El dispositivo está dirigido especialmente a personas con lesiones en la médula espinal o parálisis parcial, quienes podrían recuperar funciones motoras básicas gracias a esta tecnología. En algunos casos, el sistema se conecta a dispositivos externos como guantes robóticos, que ejecutan los movimientos ordenados directamente por el cerebro.


Este avance también posiciona a China en la primera línea de la carrera global por el desarrollo de interfaces cerebro-máquina, un campo en el que compiten empresas tecnológicas y centros de investigación de todo el mundo.
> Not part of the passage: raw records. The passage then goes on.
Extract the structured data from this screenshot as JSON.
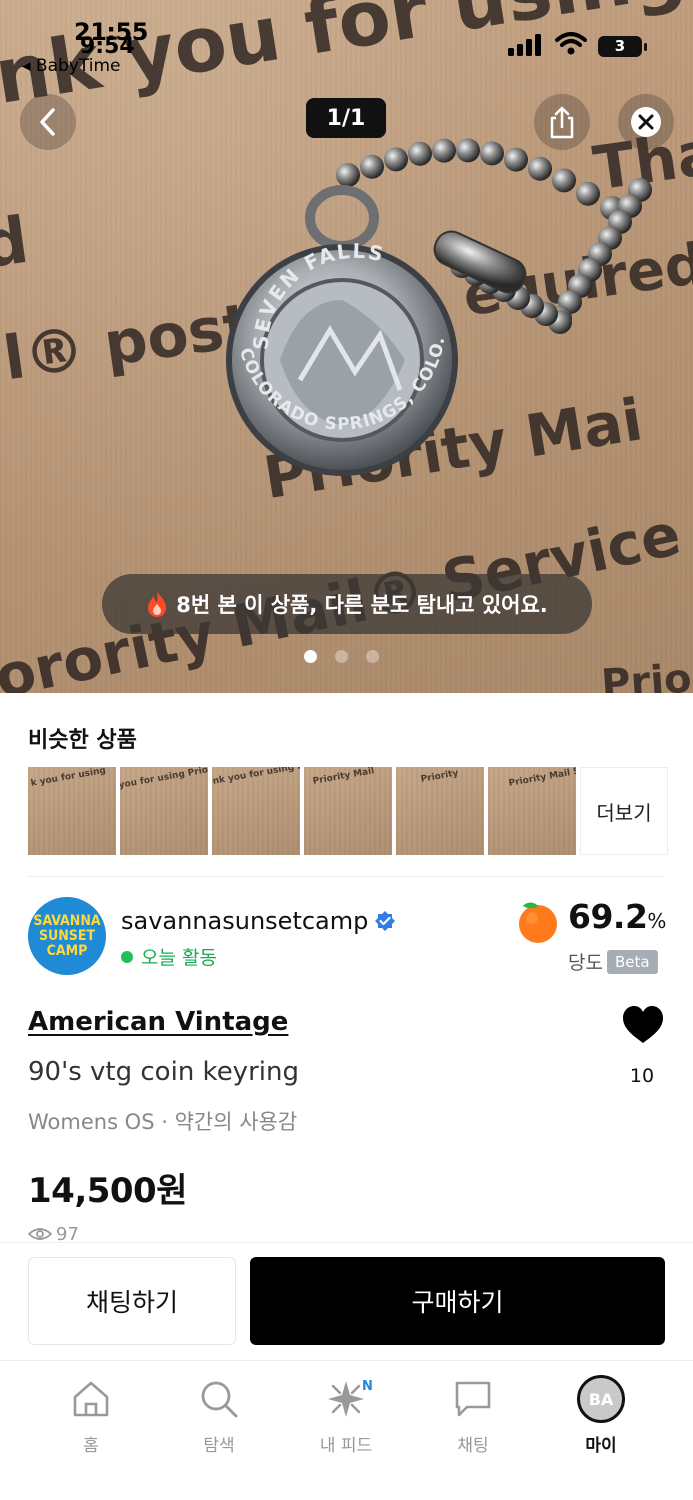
{
  "status_bar": {
    "time_top": "21:55",
    "time_bottom": "9:54",
    "back_app": "◂ BabyTime",
    "battery": "3"
  },
  "hero": {
    "counter": "1/1",
    "views_toast": "8번 본 이 상품, 다른 분도 탐내고 있어요.",
    "dots": 3,
    "active_dot": 0,
    "cardboard_text": [
      "nk you for using Pr",
      "d",
      "l® post",
      "Priority Mai",
      "orority Mail® Service",
      "Than",
      "Prio",
      "equired"
    ],
    "medal_top": "SEVEN FALLS",
    "medal_bottom": "COLORADO SPRINGS, COLO."
  },
  "similar": {
    "title": "비슷한 상품",
    "more_label": "더보기",
    "thumb_texts": [
      "k you for using",
      "you for using Priori",
      "nk you for using Pr",
      "Priority Mail",
      "Priority",
      "Priority Mail Service"
    ]
  },
  "seller": {
    "logo_lines": [
      "SAVANNA",
      "SUNSET",
      "CAMP"
    ],
    "name": "savannasunsetcamp",
    "activity": "오늘 활동",
    "score": "69.2",
    "score_unit": "%",
    "score_label": "당도",
    "beta": "Beta"
  },
  "product": {
    "brand": "American Vintage",
    "title": "90's vtg coin keyring",
    "meta": "Womens OS · 약간의 사용감",
    "price": "14,500원",
    "views": "97",
    "likes": "10"
  },
  "actions": {
    "chat": "채팅하기",
    "buy": "구매하기"
  },
  "tabs": [
    {
      "label": "홈"
    },
    {
      "label": "탐색"
    },
    {
      "label": "내 피드",
      "badge": "N"
    },
    {
      "label": "채팅"
    },
    {
      "label": "마이",
      "avatar": "BA"
    }
  ]
}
Sin embargo, los expertos advierten que, pese a su potencial, este tipo de implantes sigue implicando desafíos importantes, como los riesgos asociados a la cirugía cerebral, la durabilidad de los dispositivos y la estabilidad de las señales neuronales a largo plazo.


Aun así, la aprobación de este chip cerebral marca un antes y un después en la aplicación práctica de la neurotecnología. Más allá del avance científico, representa una nueva esperanza para millones de personas que viven con parálisis, abriendo la puerta a una medicina donde la mente puede volver a conectar con el cuerpo.